Hamilton police shut down dozens of pot dispensaries, and all but 2 reopened again
It's a clear sign Hamilton is losing its battle against illegal marijuana dispensaries. Every time police or the city try to shut one down, new numbers show, they just open back up again.
Is it working? No. We wouldn't have the proliferation of dispensaries if it was working.- Ken Leendertse, city director of licensing
Lloyd Ferguson, Ancaster councillor and chair of the police services board, says police have shut down 42 dispensaries, and all but two reopened again.
City efforts aren't much better. Bylaw staff have identified 80 dispensaries in total, and 47 are operating now, said Ken Leendertse, director of licensing.
But of the 33 authorities have managed to close, he said, most of them just moved to a different location and reopened again.
That shows the system isn't working, Leendertse said. The city tries to use existing rules to crack down, including whether a building is zoned properly, or whether edibles are stored according to public health regulations.
But that's all it can do until the province either makes dispensaries legal, or gives them better tools.
The city needs, for example, the ability to issue heavy enough fines to act as a deterrent, Leendertse said. Until then, the process of trying to close a dispensary is long and labour intensive.
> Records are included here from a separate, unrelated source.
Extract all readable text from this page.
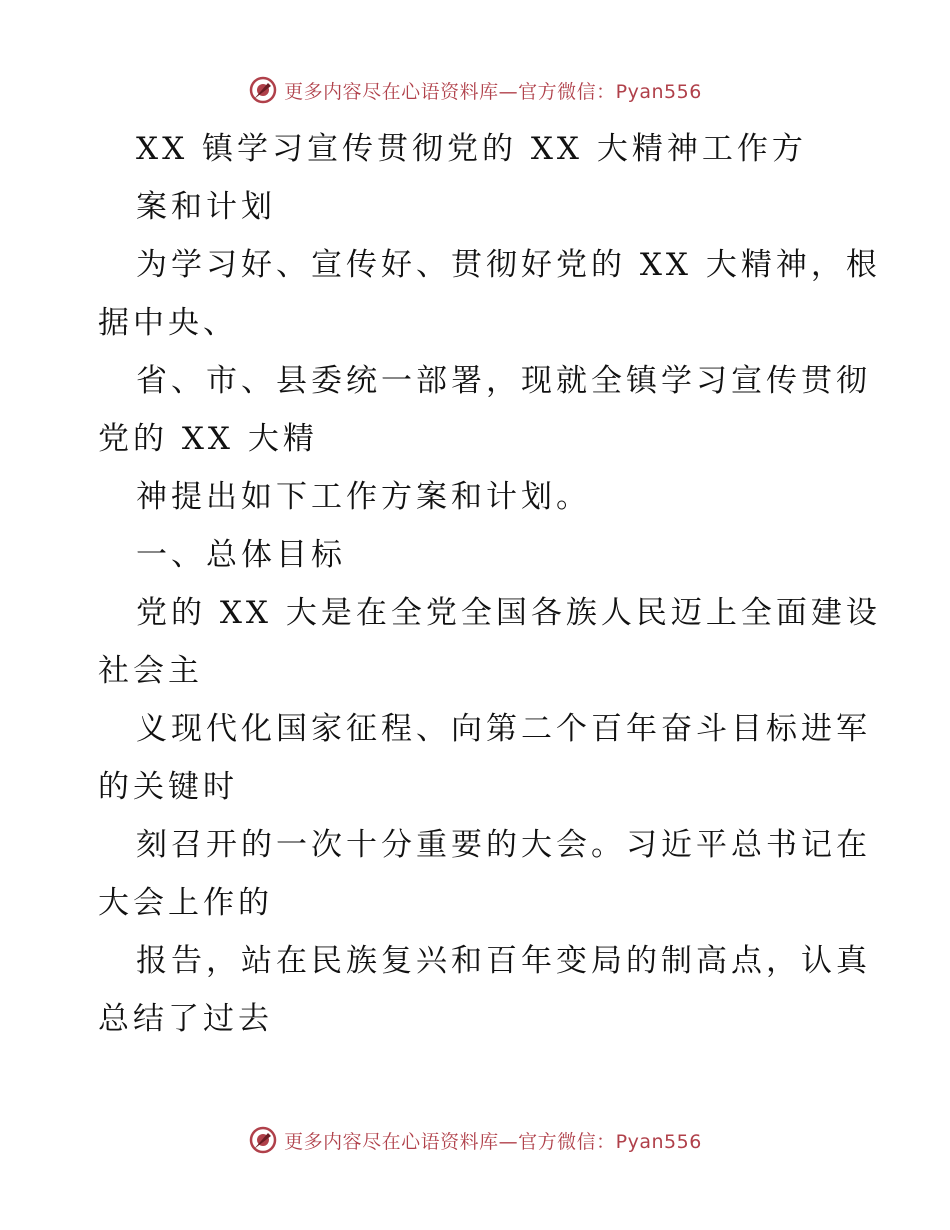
更多内容尽在心语资料库—官方微信：Pyan556
XX 镇学习宣传贯彻党的 XX 大精神工作方
案和计划
为学习好、宣传好、贯彻好党的 XX 大精神，根
据中央、
省、市、县委统一部署，现就全镇学习宣传贯彻
党的 XX 大精
神提出如下工作方案和计划。
一、总体目标
党的 XX 大是在全党全国各族人民迈上全面建设
社会主
义现代化国家征程、向第二个百年奋斗目标进军
的关键时
刻召开的一次十分重要的大会。习近平总书记在
大会上作的
报告，站在民族复兴和百年变局的制高点，认真
总结了过去
更多内容尽在心语资料库—官方微信：Pyan556
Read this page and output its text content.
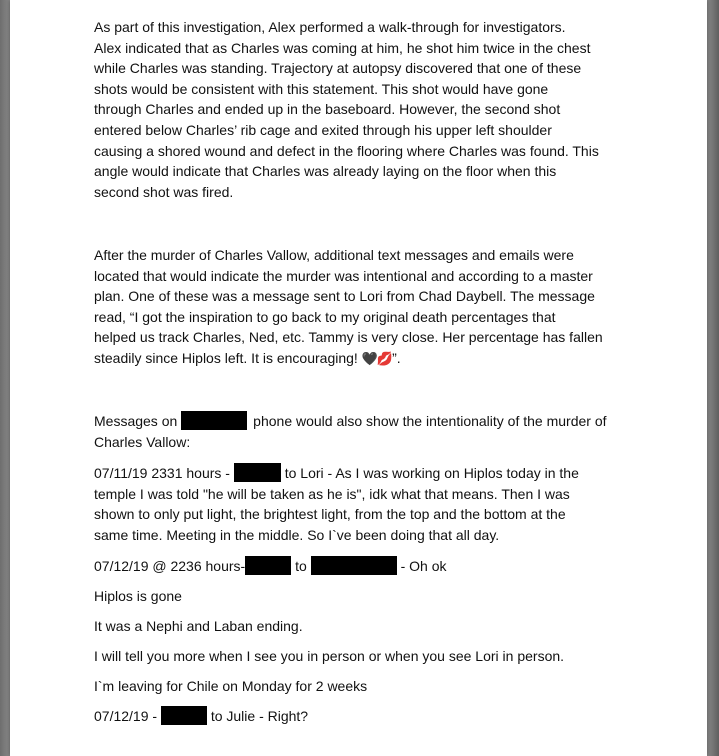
As part of this investigation, Alex performed a walk-through for investigators.
Alex indicated that as Charles was coming at him, he shot him twice in the chest
while Charles was standing. Trajectory at autopsy discovered that one of these
shots would be consistent with this statement. This shot would have gone
through Charles and ended up in the baseboard. However, the second shot
entered below Charles’ rib cage and exited through his upper left shoulder
causing a shored wound and defect in the flooring where Charles was found. This
angle would indicate that Charles was already laying on the floor when this
second shot was fired.
After the murder of Charles Vallow, additional text messages and emails were
located that would indicate the murder was intentional and according to a master
plan. One of these was a message sent to Lori from Chad Daybell. The message
read, “I got the inspiration to go back to my original death percentages that
helped us track Charles, Ned, etc. Tammy is very close. Her percentage has fallen
steadily since Hiplos left. It is encouraging! 🖤💋”.
Messages on	phone would also show the intentionality of the murder of
Charles Vallow:
07/11/19 2331 hours -	to Lori - As I was working on Hiplos today in the
temple I was told "he will be taken as he is", idk what that means. Then I was
shown to only put light, the brightest light, from the top and the bottom at the
same time. Meeting in the middle. So I`ve been doing that all day.
07/12/19 @ 2236 hours-	to	- Oh ok
Hiplos is gone
It was a Nephi and Laban ending.
I will tell you more when I see you in person or when you see Lori in person.
I`m leaving for Chile on Monday for 2 weeks
07/12/19 -	to Julie - Right?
"We are working with the teeth we've been given," he said.
"Is it working? No. We wouldn't have the proliferation of dispensaries if it was working."
Marijuana will be legal in Canada on Oct. 17, but just how that distribution will play out in Ontario is unclear.
The previous Ontario Liberal government said marijuana would only be distributed in LCBO-owned stores. That means 40 stores would open this year, and 150 stores by 2020.
Premier-Elect Doug Ford said in late June that he'd focus on the LCBO plan. But he'll also consult with municipalities, stakeholders and his caucus to decide whether to change the model.
City staff say legalization will cost the city about $2 million, of which $1.6 million will likely come from the province. That doesn't include the cost of training police on issues such as impaired driving.